The move comes after the High Court quashed planning permission granted by the city council in March, due to a lack of detail about the venture’s commercial viability, which the cash injection aims to address.

It is believed that the extra money would be paid as a subsidy to the operating airline to ensure that the airport is financially sound.

Stobart declined to comment today but documents lodged with the council this month said it “intended to grow Stobart Air significantly, following the completion of development at London Southend Airport”.

“LSA has developed new routes with major operators including easyJet with the ultimate aim of servicing two million passengers a year,” they said.

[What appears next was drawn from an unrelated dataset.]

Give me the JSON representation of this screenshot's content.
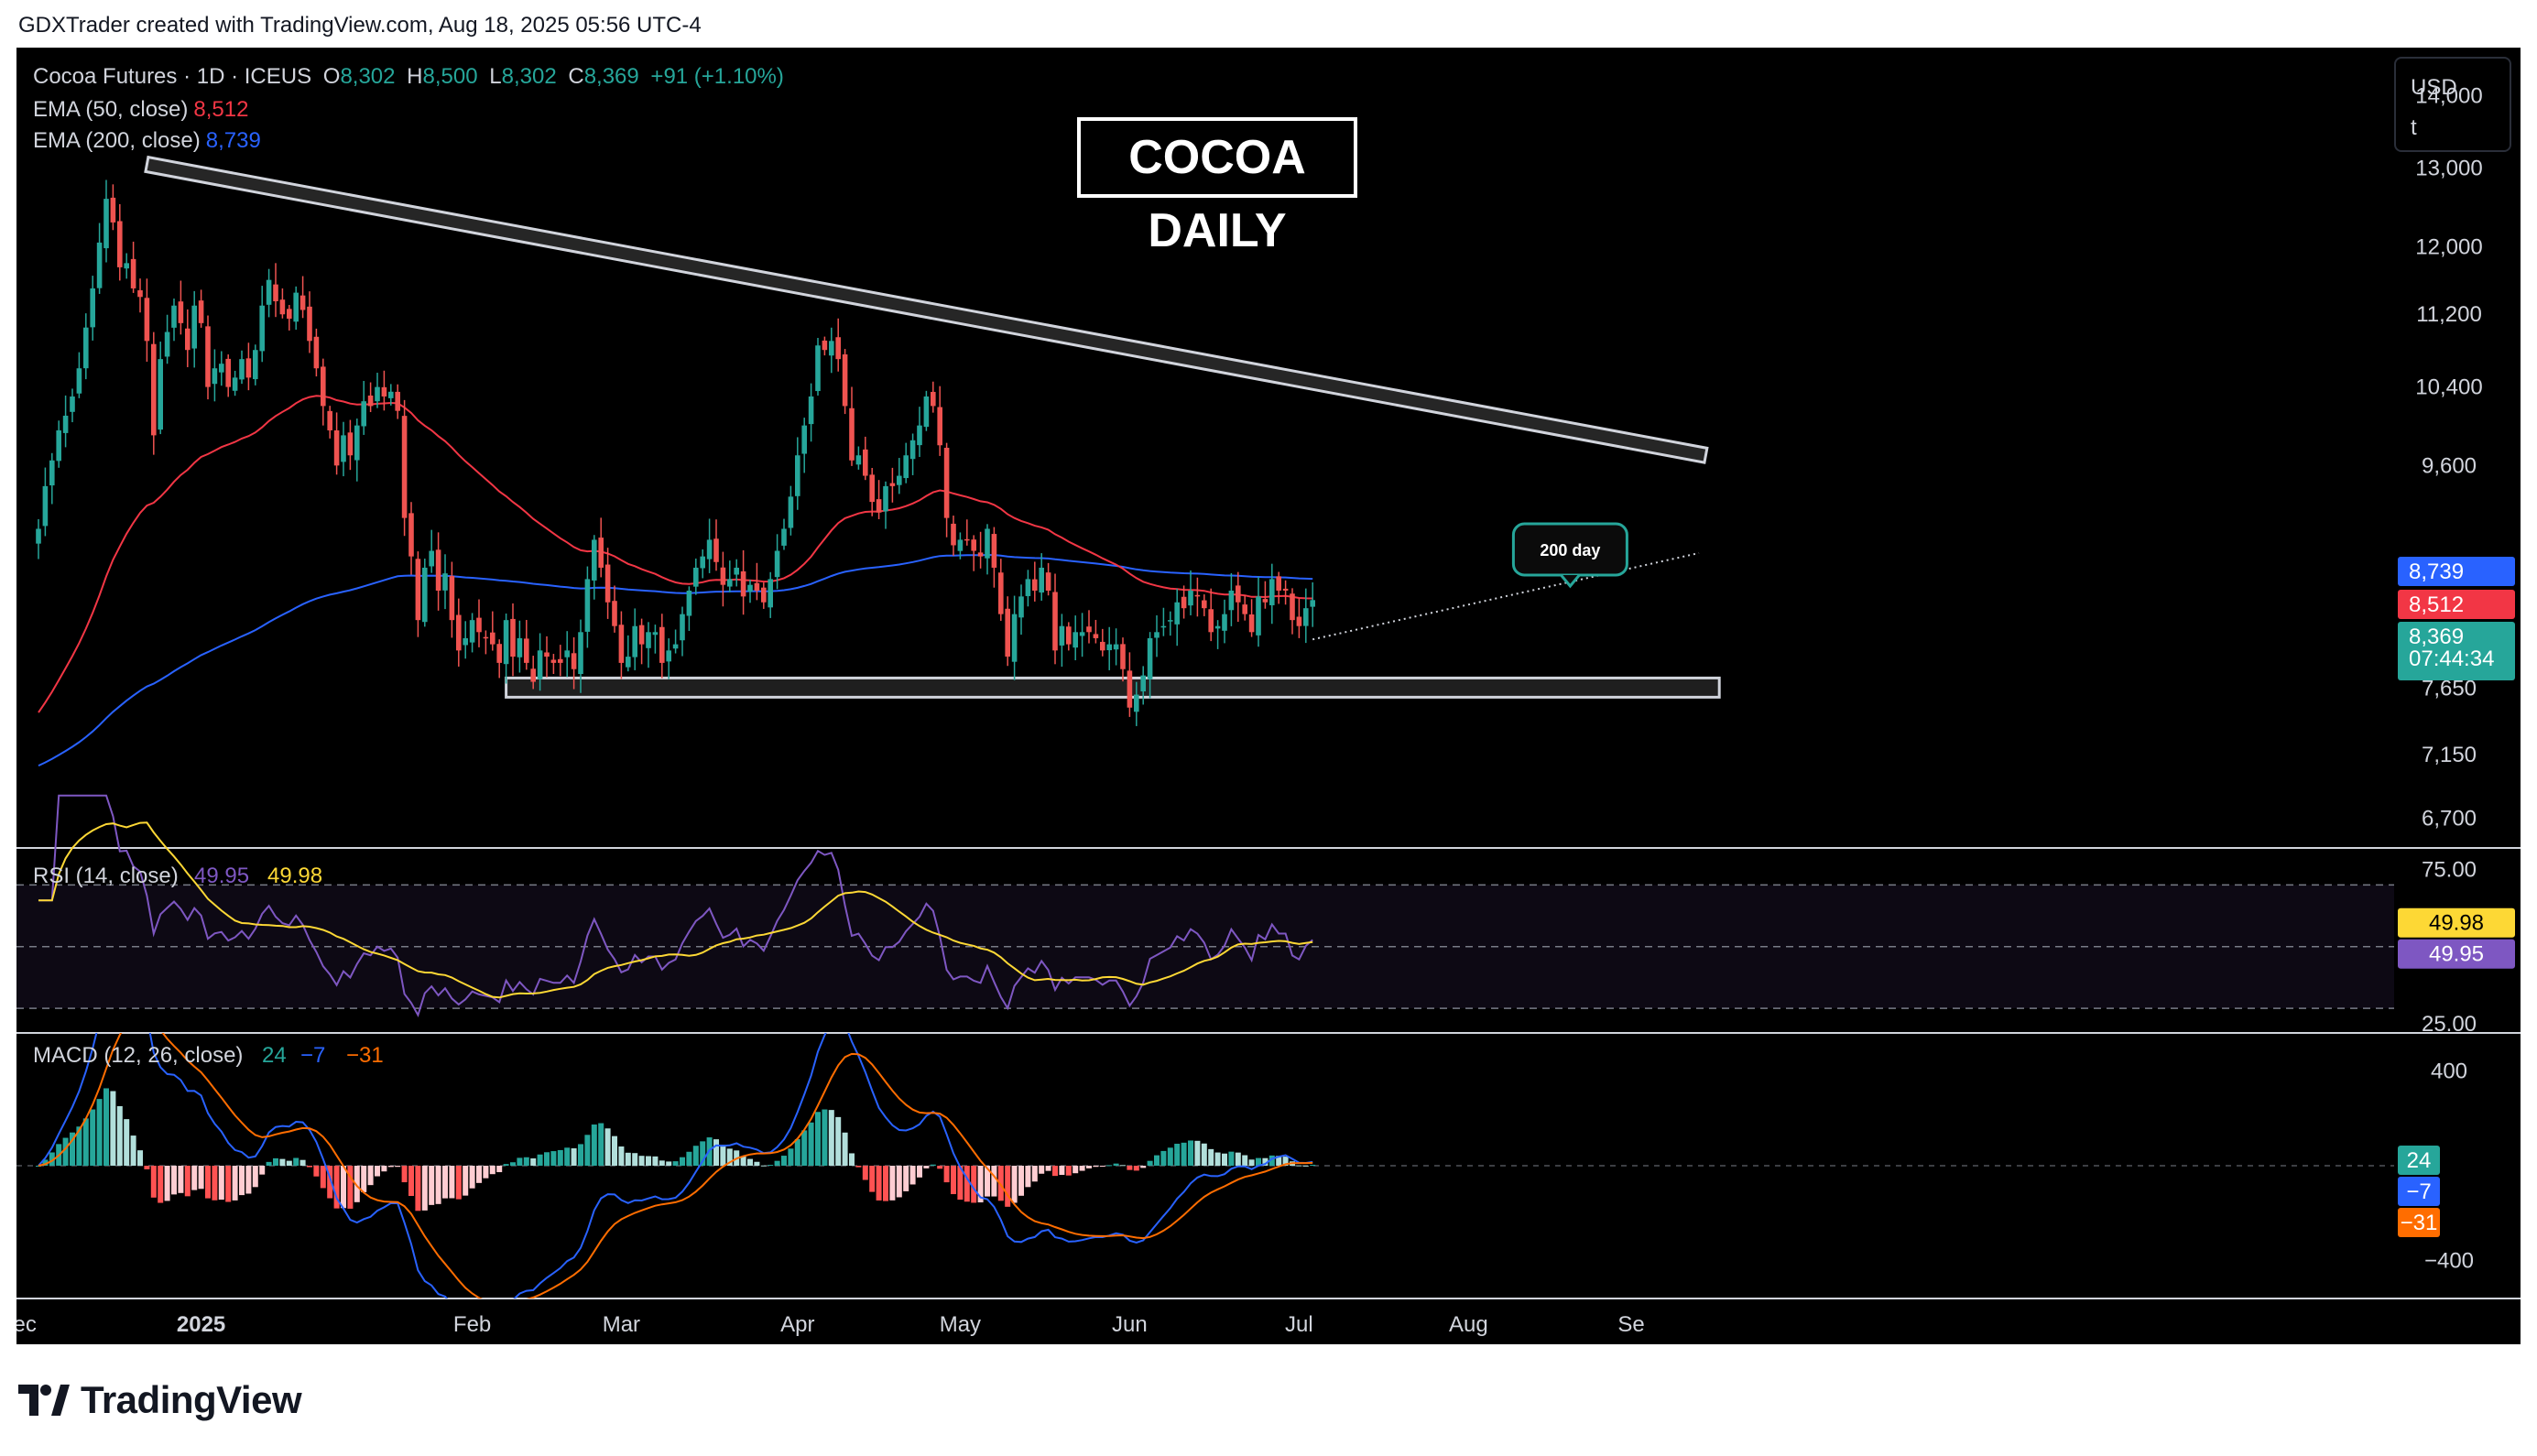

“Once planning approval is obtained for the developments at Carlisle Lake District Airport, Stobart Air would invest in new airport infrastructure to upgrade the facilities at Carlisle airport, including runway resurfacing and new aircraft stands, and commerce services from Carlisle to Southend and Dublin.”

The documents said it had provided a “robust business plan” which showed planned services were based on “reasonably priced ticket fares”.

It plans to plough £20.36m into a new distribution centre at the airport, aircraft stands, runways and a terminal and fire station, the document says.

The move comes after a high court judge ruled a city council planning official who recommended refusing planning permission in 2011 was right to conclude there was no evidence to show the passenger flights predicted by Stobart Group would ever materialise.

Speaking after the decision, Andrew Tinkler, Stobart Group’s chief executive, insisted that the firm is capable of running commercial passenger flights from Carlisle.

A city council spokeswoman confirmed the transport group had lodged extra information for “already existing plans”. She said the plans were out for consideration and would be debated by planners at a future date, which had yet to be decided.